I wanted to ask why not procure the best of the best flavors they made, but that required too much diction, so I let it go.
Thirty minutes later, I didn’t feel the lower half of my face. But heck, who needs to feel 100 percent of their face 100 percent of the time? I hadn’t eaten breakfast, and now it was after noon. Maybe I could deal with soft food or something to drink. The hygienist, after all, had sucked out a good portion of my saliva, so I was on my way to either a crisp headache or becoming a human-sized prune, neither of which seemed like a good option.
My favorite coffee house beckoned. It was, of course, only 5 minutes away. This turns out not to have been enough time for the numbing medication to wear off, so I wound up wearing most of my tea and only realized I still had food in my mouth by placing my hand in between my cheek and teeth, and moving it to the back of my tongue where I could then swallow it. It was like manual eating, and certainly the aesthetic appeal of this can not be underestimated.

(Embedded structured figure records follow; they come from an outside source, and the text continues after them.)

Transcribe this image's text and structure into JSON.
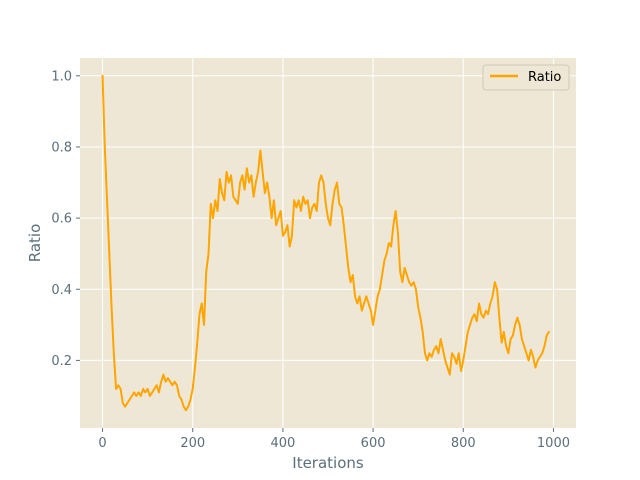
{
  "chart_data": {
    "type": "line",
    "title": "",
    "xlabel": "Iterations",
    "ylabel": "Ratio",
    "xlim": [
      -50,
      1050
    ],
    "ylim": [
      0.01,
      1.05
    ],
    "xticks": [
      0,
      200,
      400,
      600,
      800,
      1000
    ],
    "yticks": [
      0.2,
      0.4,
      0.6,
      0.8,
      1.0
    ],
    "xtick_labels": [
      "0",
      "200",
      "400",
      "600",
      "800",
      "1000"
    ],
    "ytick_labels": [
      "0.2",
      "0.4",
      "0.6",
      "0.8",
      "1.0"
    ],
    "grid": true,
    "legend": {
      "position": "top-right",
      "entries": [
        "Ratio"
      ]
    },
    "colors": {
      "background": "#eee7d5",
      "grid": "#ffffff",
      "series": "#ffa500",
      "axis_text": "#5c6f7a"
    },
    "series": [
      {
        "name": "Ratio",
        "points": [
          [
            0,
            1.0
          ],
          [
            5,
            0.8
          ],
          [
            10,
            0.65
          ],
          [
            15,
            0.5
          ],
          [
            20,
            0.35
          ],
          [
            25,
            0.22
          ],
          [
            30,
            0.12
          ],
          [
            35,
            0.13
          ],
          [
            40,
            0.12
          ],
          [
            45,
            0.08
          ],
          [
            50,
            0.07
          ],
          [
            55,
            0.08
          ],
          [
            60,
            0.09
          ],
          [
            65,
            0.1
          ],
          [
            70,
            0.11
          ],
          [
            75,
            0.1
          ],
          [
            80,
            0.11
          ],
          [
            85,
            0.1
          ],
          [
            90,
            0.12
          ],
          [
            95,
            0.11
          ],
          [
            100,
            0.12
          ],
          [
            105,
            0.1
          ],
          [
            110,
            0.11
          ],
          [
            115,
            0.12
          ],
          [
            120,
            0.13
          ],
          [
            125,
            0.11
          ],
          [
            130,
            0.14
          ],
          [
            135,
            0.16
          ],
          [
            140,
            0.14
          ],
          [
            145,
            0.15
          ],
          [
            150,
            0.14
          ],
          [
            155,
            0.13
          ],
          [
            160,
            0.14
          ],
          [
            165,
            0.13
          ],
          [
            170,
            0.1
          ],
          [
            175,
            0.09
          ],
          [
            180,
            0.07
          ],
          [
            185,
            0.06
          ],
          [
            190,
            0.07
          ],
          [
            195,
            0.09
          ],
          [
            200,
            0.12
          ],
          [
            205,
            0.18
          ],
          [
            210,
            0.25
          ],
          [
            215,
            0.33
          ],
          [
            220,
            0.36
          ],
          [
            225,
            0.3
          ],
          [
            230,
            0.45
          ],
          [
            235,
            0.5
          ],
          [
            240,
            0.64
          ],
          [
            245,
            0.6
          ],
          [
            250,
            0.65
          ],
          [
            255,
            0.62
          ],
          [
            260,
            0.71
          ],
          [
            265,
            0.67
          ],
          [
            270,
            0.65
          ],
          [
            275,
            0.73
          ],
          [
            280,
            0.7
          ],
          [
            285,
            0.72
          ],
          [
            290,
            0.66
          ],
          [
            295,
            0.65
          ],
          [
            300,
            0.64
          ],
          [
            305,
            0.7
          ],
          [
            310,
            0.72
          ],
          [
            315,
            0.68
          ],
          [
            320,
            0.74
          ],
          [
            325,
            0.7
          ],
          [
            330,
            0.72
          ],
          [
            335,
            0.66
          ],
          [
            340,
            0.7
          ],
          [
            345,
            0.73
          ],
          [
            350,
            0.79
          ],
          [
            355,
            0.73
          ],
          [
            360,
            0.67
          ],
          [
            365,
            0.7
          ],
          [
            370,
            0.66
          ],
          [
            375,
            0.6
          ],
          [
            380,
            0.65
          ],
          [
            385,
            0.58
          ],
          [
            390,
            0.6
          ],
          [
            395,
            0.62
          ],
          [
            400,
            0.55
          ],
          [
            405,
            0.56
          ],
          [
            410,
            0.58
          ],
          [
            415,
            0.52
          ],
          [
            420,
            0.55
          ],
          [
            425,
            0.65
          ],
          [
            430,
            0.63
          ],
          [
            435,
            0.65
          ],
          [
            440,
            0.62
          ],
          [
            445,
            0.66
          ],
          [
            450,
            0.64
          ],
          [
            455,
            0.65
          ],
          [
            460,
            0.6
          ],
          [
            465,
            0.63
          ],
          [
            470,
            0.64
          ],
          [
            475,
            0.62
          ],
          [
            480,
            0.7
          ],
          [
            485,
            0.72
          ],
          [
            490,
            0.7
          ],
          [
            495,
            0.64
          ],
          [
            500,
            0.6
          ],
          [
            505,
            0.58
          ],
          [
            510,
            0.64
          ],
          [
            515,
            0.68
          ],
          [
            520,
            0.7
          ],
          [
            525,
            0.64
          ],
          [
            530,
            0.63
          ],
          [
            535,
            0.58
          ],
          [
            540,
            0.52
          ],
          [
            545,
            0.46
          ],
          [
            550,
            0.42
          ],
          [
            555,
            0.44
          ],
          [
            560,
            0.38
          ],
          [
            565,
            0.36
          ],
          [
            570,
            0.38
          ],
          [
            575,
            0.34
          ],
          [
            580,
            0.36
          ],
          [
            585,
            0.38
          ],
          [
            590,
            0.36
          ],
          [
            595,
            0.34
          ],
          [
            600,
            0.3
          ],
          [
            605,
            0.34
          ],
          [
            610,
            0.38
          ],
          [
            615,
            0.4
          ],
          [
            620,
            0.44
          ],
          [
            625,
            0.48
          ],
          [
            630,
            0.5
          ],
          [
            635,
            0.53
          ],
          [
            640,
            0.52
          ],
          [
            645,
            0.58
          ],
          [
            650,
            0.62
          ],
          [
            655,
            0.56
          ],
          [
            660,
            0.45
          ],
          [
            665,
            0.42
          ],
          [
            670,
            0.46
          ],
          [
            675,
            0.44
          ],
          [
            680,
            0.42
          ],
          [
            685,
            0.41
          ],
          [
            690,
            0.42
          ],
          [
            695,
            0.4
          ],
          [
            700,
            0.35
          ],
          [
            705,
            0.32
          ],
          [
            710,
            0.28
          ],
          [
            715,
            0.22
          ],
          [
            720,
            0.2
          ],
          [
            725,
            0.22
          ],
          [
            730,
            0.21
          ],
          [
            735,
            0.23
          ],
          [
            740,
            0.24
          ],
          [
            745,
            0.22
          ],
          [
            750,
            0.26
          ],
          [
            755,
            0.23
          ],
          [
            760,
            0.2
          ],
          [
            765,
            0.18
          ],
          [
            770,
            0.16
          ],
          [
            775,
            0.22
          ],
          [
            780,
            0.21
          ],
          [
            785,
            0.19
          ],
          [
            790,
            0.22
          ],
          [
            795,
            0.17
          ],
          [
            800,
            0.2
          ],
          [
            805,
            0.24
          ],
          [
            810,
            0.28
          ],
          [
            815,
            0.3
          ],
          [
            820,
            0.32
          ],
          [
            825,
            0.33
          ],
          [
            830,
            0.31
          ],
          [
            835,
            0.36
          ],
          [
            840,
            0.33
          ],
          [
            845,
            0.32
          ],
          [
            850,
            0.34
          ],
          [
            855,
            0.33
          ],
          [
            860,
            0.36
          ],
          [
            865,
            0.38
          ],
          [
            870,
            0.42
          ],
          [
            875,
            0.4
          ],
          [
            880,
            0.32
          ],
          [
            885,
            0.25
          ],
          [
            890,
            0.28
          ],
          [
            895,
            0.24
          ],
          [
            900,
            0.22
          ],
          [
            905,
            0.26
          ],
          [
            910,
            0.27
          ],
          [
            915,
            0.3
          ],
          [
            920,
            0.32
          ],
          [
            925,
            0.3
          ],
          [
            930,
            0.26
          ],
          [
            935,
            0.24
          ],
          [
            940,
            0.22
          ],
          [
            945,
            0.2
          ],
          [
            950,
            0.23
          ],
          [
            955,
            0.21
          ],
          [
            960,
            0.18
          ],
          [
            965,
            0.2
          ],
          [
            970,
            0.21
          ],
          [
            975,
            0.22
          ],
          [
            980,
            0.24
          ],
          [
            985,
            0.27
          ],
          [
            990,
            0.28
          ]
        ]
      }
    ]
  }
}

I may have just discovered the next diet. Eat all of one’s food with one’s hands deep in one’s own mouth and double check to make sure there aren’t big chunks just sitting on one’s tongue. Do all of this in public. I can see the book title: Redefining Eating.
Darling,
That wasn’t “Women’s World” I was reading. It was
“Vanity Fair”.
Hugs
The previous decade I worked in a practice where Walterberry was the preferred flavor of topical anesthetic. It was good-ish. No one seems to actually like any of the flavors at the dental office. Maybe I’ll be writing a top 10 of WORST dental flavors tonight. In the meantime, thanks for the good story.
I’m still scouring the office for the elusive mint flavored topical anesthetic … or any other flavor really. There has to be other flavors around there somewhere! 😉
That was a long not so great story to find out if there is truly a Walterberry. It is a great topical anestic we have used for years. I understand it’s not available anymore.😠I really thought I was going to find out about Walterberry Pie and where the berries are found. Sorry I didn’t.